ITE Trip Generation Manual
The ITE Trip Generation Manual is a good alternative for an area that is growing fast, one that has seen several developments occurring in the last few years. To use this data source, the first step is to identify what developments have happened since the most recent traffic data for the study intersection was collected. This information should cover an area of about a half-mile radius from the intersection being analyzed and can be obtained from Google Earth Historical Imagery or other similar tools. The ITE Trip Generation Manual is then used to match the land use to all developments identified and calculate the additional trip generation and trip distribution that have occurred because of them. These new trips should be added to the available traffic data to obtain current turning movements.

State DOT AADT Maps
State DOTs usually collect and publish AADT Maps for their roads and also for arterial and collectors within a municipality in a set interval, which can be every two, three or more years. These AADT values are usually available online and can be used to calculate annual growth rates. Using this source, you can select AADT values for each intersection approach over several different years. The annual growth rate is then calculated and applied to the respective approaches of the study intersection to obtain a current and future value.

MPO Traffic Forecasts
Metropolitan Planning Organizations (MPOs) generally handle traffic forecasts within their area of jurisdiction using historical traffic data and proposed and potential developments and land use, among other criteria. Their planning models are continuously updated, which allows them to also update the traffic forecasts at certain intervals – one to 10 years, on average – to produce base year forecasts and forecasts for 10 and 20 years after the base year. Annual growth rates can be calculated from previous and current base years to update the study intersection’s turning movement values.
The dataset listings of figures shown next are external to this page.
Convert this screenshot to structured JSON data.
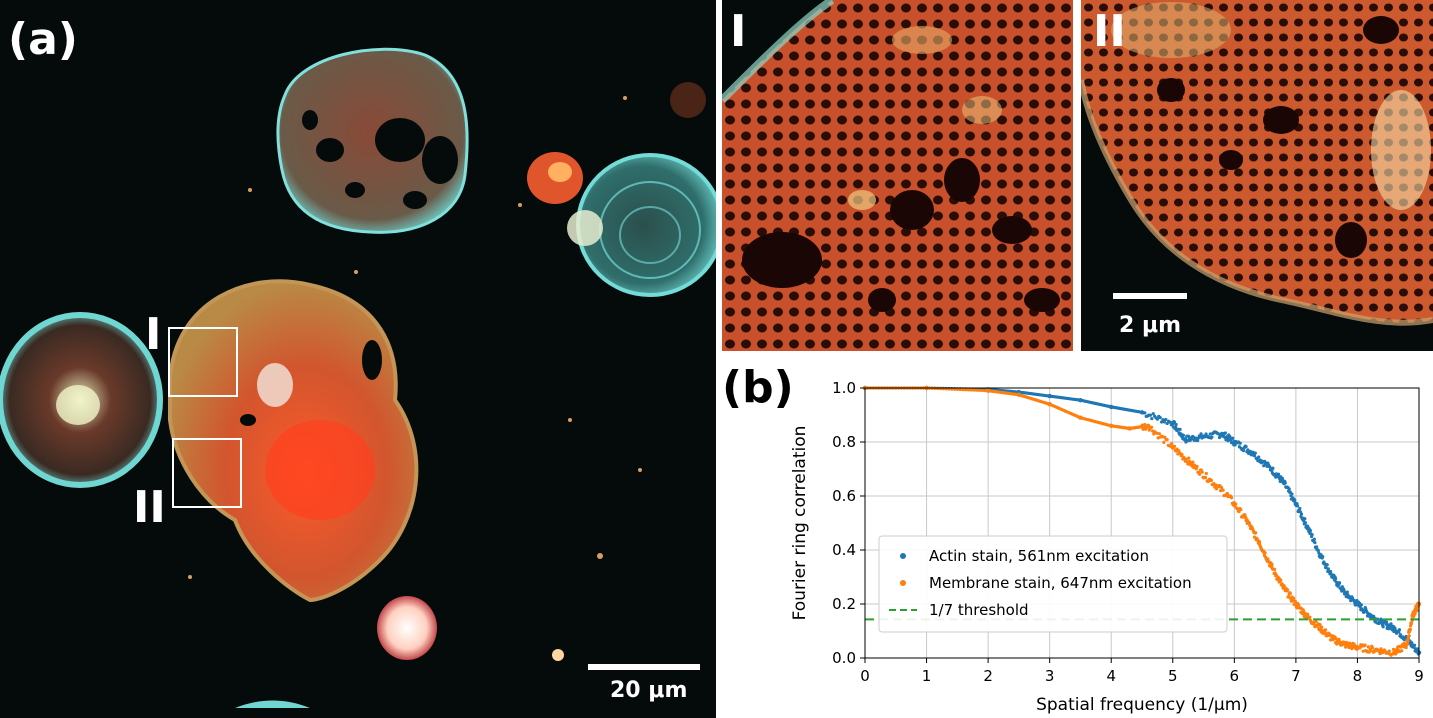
{
  "panel_a": {
    "label": "(a)",
    "roi_labels": [
      "I",
      "II"
    ],
    "scalebar_label": "20 μm"
  },
  "insets": [
    {
      "label": "I"
    },
    {
      "label": "II",
      "scalebar_label": "2 μm"
    }
  ],
  "panel_b": {
    "label": "(b)"
  },
  "colors": {
    "actin": "#1f77b4",
    "membrane": "#ff7f0e",
    "threshold": "#2ca02c",
    "cyan_stain": "#6fd6d2",
    "red_stain": "#c8452a",
    "background": "#050b0a"
  },
  "chart_data": {
    "type": "scatter",
    "xlabel": "Spatial frequency (1/μm)",
    "ylabel": "Fourier ring correlation",
    "xlim": [
      0,
      9
    ],
    "ylim": [
      0,
      1.0
    ],
    "xticks": [
      "0",
      "1",
      "2",
      "3",
      "4",
      "5",
      "6",
      "7",
      "8",
      "9"
    ],
    "yticks": [
      "0.0",
      "0.2",
      "0.4",
      "0.6",
      "0.8",
      "1.0"
    ],
    "grid": true,
    "legend_position": "lower-left",
    "series": [
      {
        "name": "Actin stain, 561nm excitation",
        "x": [
          0,
          1,
          2,
          2.5,
          3,
          3.5,
          4,
          4.5,
          5,
          5.2,
          5.5,
          5.8,
          6.0,
          6.3,
          6.6,
          6.8,
          7.0,
          7.2,
          7.4,
          7.6,
          7.8,
          8.0,
          8.2,
          8.4,
          8.6,
          8.8,
          9.0
        ],
        "y": [
          1.0,
          1.0,
          0.995,
          0.985,
          0.97,
          0.955,
          0.93,
          0.91,
          0.87,
          0.81,
          0.82,
          0.83,
          0.8,
          0.76,
          0.7,
          0.65,
          0.57,
          0.48,
          0.38,
          0.3,
          0.24,
          0.2,
          0.16,
          0.13,
          0.11,
          0.07,
          0.02
        ]
      },
      {
        "name": "Membrane stain, 647nm excitation",
        "x": [
          0,
          1,
          2,
          2.5,
          3,
          3.5,
          4,
          4.3,
          4.6,
          5.0,
          5.3,
          5.6,
          5.9,
          6.2,
          6.4,
          6.6,
          6.8,
          7.0,
          7.2,
          7.4,
          7.6,
          7.8,
          8.0,
          8.3,
          8.6,
          8.8,
          8.9,
          9.0
        ],
        "y": [
          1.0,
          1.0,
          0.99,
          0.975,
          0.94,
          0.89,
          0.86,
          0.85,
          0.86,
          0.78,
          0.72,
          0.66,
          0.6,
          0.51,
          0.43,
          0.34,
          0.26,
          0.2,
          0.15,
          0.11,
          0.07,
          0.05,
          0.04,
          0.03,
          0.02,
          0.05,
          0.16,
          0.2
        ]
      },
      {
        "name": "1/7 threshold",
        "y_constant": 0.142857
      }
    ]
  }
}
Adjacent Intersection Data
Adjacent intersections for which both historic traffic data and traffic counts less than two years old are available can also be utilized. First, identify and select the intersection that can be utilized. Use both recent and historical traffic data to establish a growth rate for each approach. Apply those calculated growth rates to each approach of the study intersection and update the turning movement values.

Engineering judgment is critical to choosing which data source and methodology should be used for a given intersection. In many cases, two or more methodologies must be used, for example combining the historical growth rate with ITE Trip Generation trips. It’s also advisable to use a methodology to check the results obtained, which can make them more reliable.

With these methodologies, communities can confidently predict what typical traffic patterns would be now and in the future to provide the data necessary to proceed with road improvement projects.